The Summit Pointe board decided to fire Brinker and alleged that he fabricated a defined-benefits pension plan without seeking the approval of the board, and for his own personal benefit. They also accused Brinker of having “apparent and actual conflicts of interest” with some of the vendors for the agency, and that he failed to competitively contracts worth millions of dollars, instead granting them automatically to vendors who he had his own outside business ties with.
Brinker was fired after a three month long internal investigation into the agency by the law firm that Summit Pointe hired for this- Fraser Trebilcock Davis and Dunlap from Lansing Michigan.
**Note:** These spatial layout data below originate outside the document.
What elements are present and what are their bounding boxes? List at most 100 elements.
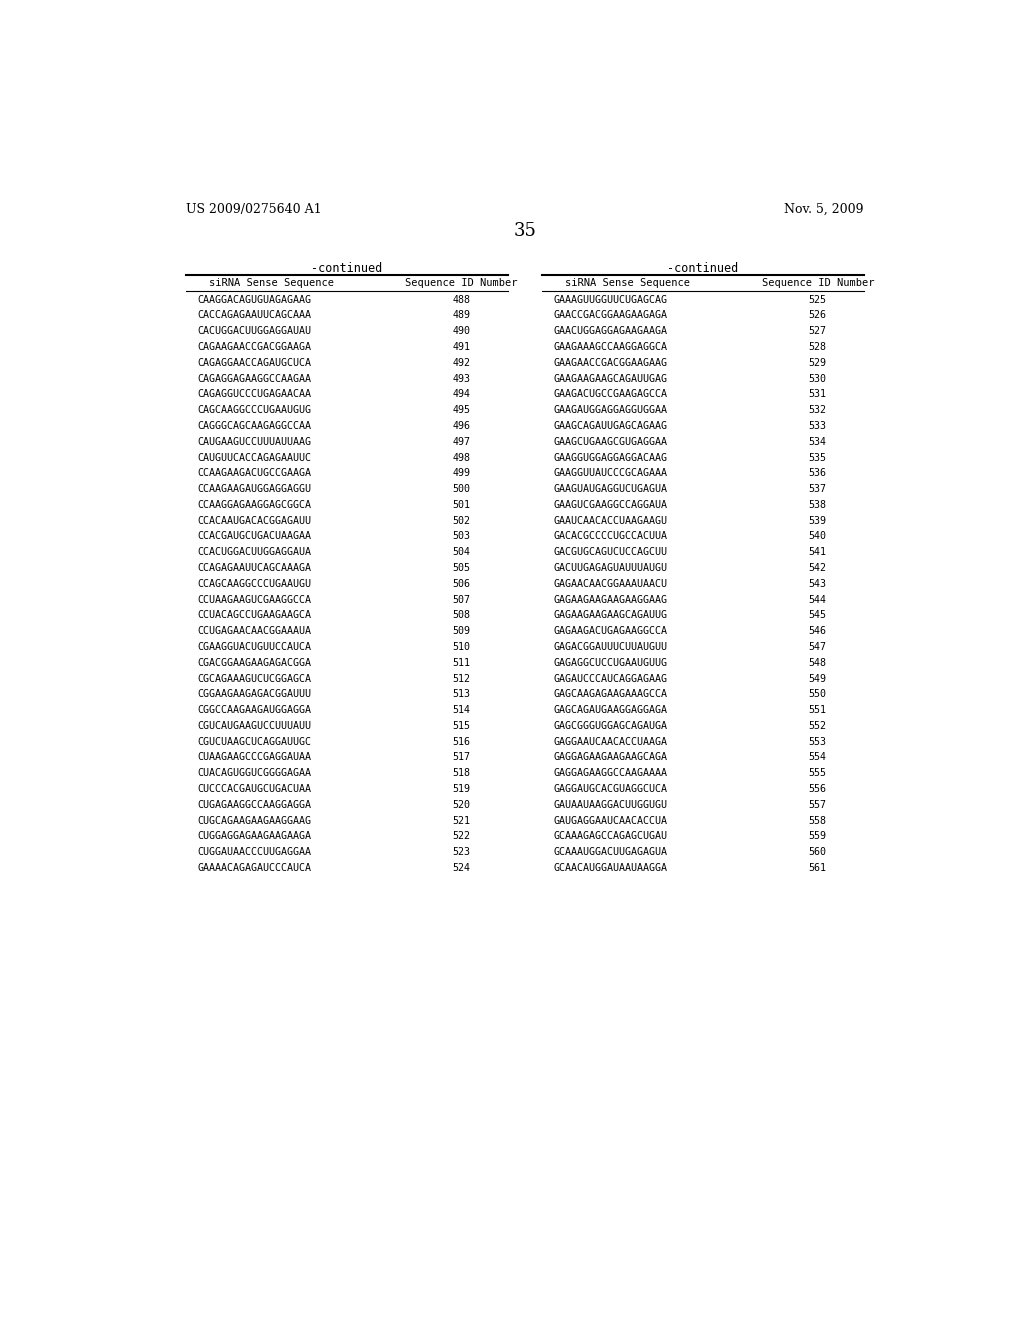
Text: GAGAAGACUGAGAAGGCCA: GAGAAGACUGAGAAGGCCA [554,626,668,636]
Text: 505: 505 [453,564,470,573]
Text: GAGAAGAAGAAGCAGAUUG: GAGAAGAAGAAGCAGAUUG [554,610,668,620]
Text: 542: 542 [809,564,826,573]
Text: CCACUGGACUUGGAGGAUA: CCACUGGACUUGGAGGAUA [198,548,311,557]
Text: CAGAGGAACCAGAUGCUCA: CAGAGGAACCAGAUGCUCA [198,358,311,368]
Text: 522: 522 [453,832,470,841]
Text: GAGAAGAAGAAGAAGGAAG: GAGAAGAAGAAGAAGGAAG [554,594,668,605]
Text: 551: 551 [809,705,826,715]
Text: GAUGAGGAAUCAACACCUA: GAUGAGGAAUCAACACCUA [554,816,668,825]
Text: CCACGAUGCUGACUAAGAA: CCACGAUGCUGACUAAGAA [198,532,311,541]
Text: GACUUGAGAGUAUUUAUGU: GACUUGAGAGUAUUUAUGU [554,564,668,573]
Text: CUAAGAAGCCCGAGGAUAA: CUAAGAAGCCCGAGGAUAA [198,752,311,763]
Text: 490: 490 [453,326,470,337]
Text: Nov. 5, 2009: Nov. 5, 2009 [784,203,863,216]
Text: 549: 549 [809,673,826,684]
Text: 508: 508 [453,610,470,620]
Text: 558: 558 [809,816,826,825]
Text: 515: 515 [453,721,470,731]
Text: 531: 531 [809,389,826,400]
Text: 548: 548 [809,657,826,668]
Text: 530: 530 [809,374,826,384]
Text: 556: 556 [809,784,826,795]
Text: GAACCGACGGAAGAAGAGA: GAACCGACGGAAGAAGAGA [554,310,668,321]
Text: CCUGAGAACAACGGAAAUA: CCUGAGAACAACGGAAAUA [198,626,311,636]
Text: 501: 501 [453,500,470,510]
Text: 536: 536 [809,469,826,478]
Text: 534: 534 [809,437,826,446]
Text: GAGACGGAUUUCUUAUGUU: GAGACGGAUUUCUUAUGUU [554,642,668,652]
Text: 539: 539 [809,516,826,525]
Text: CCUACAGCCUGAAGAAGCA: CCUACAGCCUGAAGAAGCA [198,610,311,620]
Text: Sequence ID Number: Sequence ID Number [762,277,874,288]
Text: 538: 538 [809,500,826,510]
Text: CAUGUUCACCAGAGAAUUC: CAUGUUCACCAGAGAAUUC [198,453,311,462]
Text: 553: 553 [809,737,826,747]
Text: 521: 521 [453,816,470,825]
Text: CCACAAUGACACGGAGAUU: CCACAAUGACACGGAGAUU [198,516,311,525]
Text: 509: 509 [453,626,470,636]
Text: 525: 525 [809,294,826,305]
Text: GAGGAAUCAACACCUAAGA: GAGGAAUCAACACCUAAGA [554,737,668,747]
Text: GAAGAUGGAGGAGGUGGAA: GAAGAUGGAGGAGGUGGAA [554,405,668,416]
Text: GAGCGGGUGGAGCAGAUGA: GAGCGGGUGGAGCAGAUGA [554,721,668,731]
Text: CCAAGAAGACUGCCGAAGA: CCAAGAAGACUGCCGAAGA [198,469,311,478]
Text: 500: 500 [453,484,470,494]
Text: CUGGAUAACCCUUGAGGAA: CUGGAUAACCCUUGAGGAA [198,847,311,857]
Text: 491: 491 [453,342,470,352]
Text: 544: 544 [809,594,826,605]
Text: CCAGCAAGGCCCUGAAUGU: CCAGCAAGGCCCUGAAUGU [198,579,311,589]
Text: 516: 516 [453,737,470,747]
Text: CUCCCACGAUGCUGACUAA: CUCCCACGAUGCUGACUAA [198,784,311,795]
Text: 554: 554 [809,752,826,763]
Text: GAAAACAGAGAUCCCAUCA: GAAAACAGAGAUCCCAUCA [198,863,311,873]
Text: CGUCUAAGCUCAGGAUUGC: CGUCUAAGCUCAGGAUUGC [198,737,311,747]
Text: GAGAGGCUCCUGAAUGUUG: GAGAGGCUCCUGAAUGUUG [554,657,668,668]
Text: CAGAGGAGAAGGCCAAGAA: CAGAGGAGAAGGCCAAGAA [198,374,311,384]
Text: GAUAAUAAGGACUUGGUGU: GAUAAUAAGGACUUGGUGU [554,800,668,809]
Text: CGAAGGUACUGUUCCAUCA: CGAAGGUACUGUUCCAUCA [198,642,311,652]
Text: CAAGGACAGUGUAGAGAAG: CAAGGACAGUGUAGAGAAG [198,294,311,305]
Text: 510: 510 [453,642,470,652]
Text: -continued: -continued [311,263,383,276]
Text: GACACGCCCCUGCCACUUA: GACACGCCCCUGCCACUUA [554,532,668,541]
Text: 489: 489 [453,310,470,321]
Text: GAAGCAGAUUGAGCAGAAG: GAAGCAGAUUGAGCAGAAG [554,421,668,430]
Text: CAGAAGAACCGACGGAAGA: CAGAAGAACCGACGGAAGA [198,342,311,352]
Text: GAAAGUUGGUUCUGAGCAG: GAAAGUUGGUUCUGAGCAG [554,294,668,305]
Text: 526: 526 [809,310,826,321]
Text: CAUGAAGUCCUUUAUUAAG: CAUGAAGUCCUUUAUUAAG [198,437,311,446]
Text: GAGGAGAAGAAGAAGCAGA: GAGGAGAAGAAGAAGCAGA [554,752,668,763]
Text: 550: 550 [809,689,826,700]
Text: CUGAGAAGGCCAAGGAGGA: CUGAGAAGGCCAAGGAGGA [198,800,311,809]
Text: 519: 519 [453,784,470,795]
Text: 497: 497 [453,437,470,446]
Text: 552: 552 [809,721,826,731]
Text: CCUAAGAAGUCGAAGGCCA: CCUAAGAAGUCGAAGGCCA [198,594,311,605]
Text: 561: 561 [809,863,826,873]
Text: CCAAGAAGAUGGAGGAGGU: CCAAGAAGAUGGAGGAGGU [198,484,311,494]
Text: 514: 514 [453,705,470,715]
Text: 504: 504 [453,548,470,557]
Text: 507: 507 [453,594,470,605]
Text: 528: 528 [809,342,826,352]
Text: 493: 493 [453,374,470,384]
Text: 555: 555 [809,768,826,779]
Text: GAGCAAGAGAAGAAAGCCA: GAGCAAGAGAAGAAAGCCA [554,689,668,700]
Text: 513: 513 [453,689,470,700]
Text: 540: 540 [809,532,826,541]
Text: 499: 499 [453,469,470,478]
Text: GAGGAGAAGGCCAAGAAAA: GAGGAGAAGGCCAAGAAAA [554,768,668,779]
Text: 537: 537 [809,484,826,494]
Text: 523: 523 [453,847,470,857]
Text: GAAGAAGAAGCAGAUUGAG: GAAGAAGAAGCAGAUUGAG [554,374,668,384]
Text: GAAGAAAGCCAAGGAGGCA: GAAGAAAGCCAAGGAGGCA [554,342,668,352]
Text: 547: 547 [809,642,826,652]
Text: 506: 506 [453,579,470,589]
Text: siRNA Sense Sequence: siRNA Sense Sequence [209,277,334,288]
Text: GACGUGCAGUCUCCAGCUU: GACGUGCAGUCUCCAGCUU [554,548,668,557]
Text: CAGAGGUCCCUGAGAACAA: CAGAGGUCCCUGAGAACAA [198,389,311,400]
Text: 494: 494 [453,389,470,400]
Text: 524: 524 [453,863,470,873]
Text: CACCAGAGAAUUCAGCAAA: CACCAGAGAAUUCAGCAAA [198,310,311,321]
Text: GAAGAACCGACGGAAGAAG: GAAGAACCGACGGAAGAAG [554,358,668,368]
During the investigation, two other executives for Summit Pointe, Bob Lambert who was the Chief Operating Officer and Leon Karnovsky who was the Chief Financial Officer, resigned from the company.
After terminating Brinker, the agency has since replaced all empty positions and made more money. They also decided to cut off contracts with several vendors who were named in the resolution to fire Brinker. They have also made changes to its community partnerships.
The annual Summit Pointe audit that was presented to the board in June uncovered financial reporting weaknesses. When asked for an opinion, the auditors wouldn’t issue one because they weren’t able to “obtain sufficient appropriate audit evidence” as well as because of the ongoing investigation.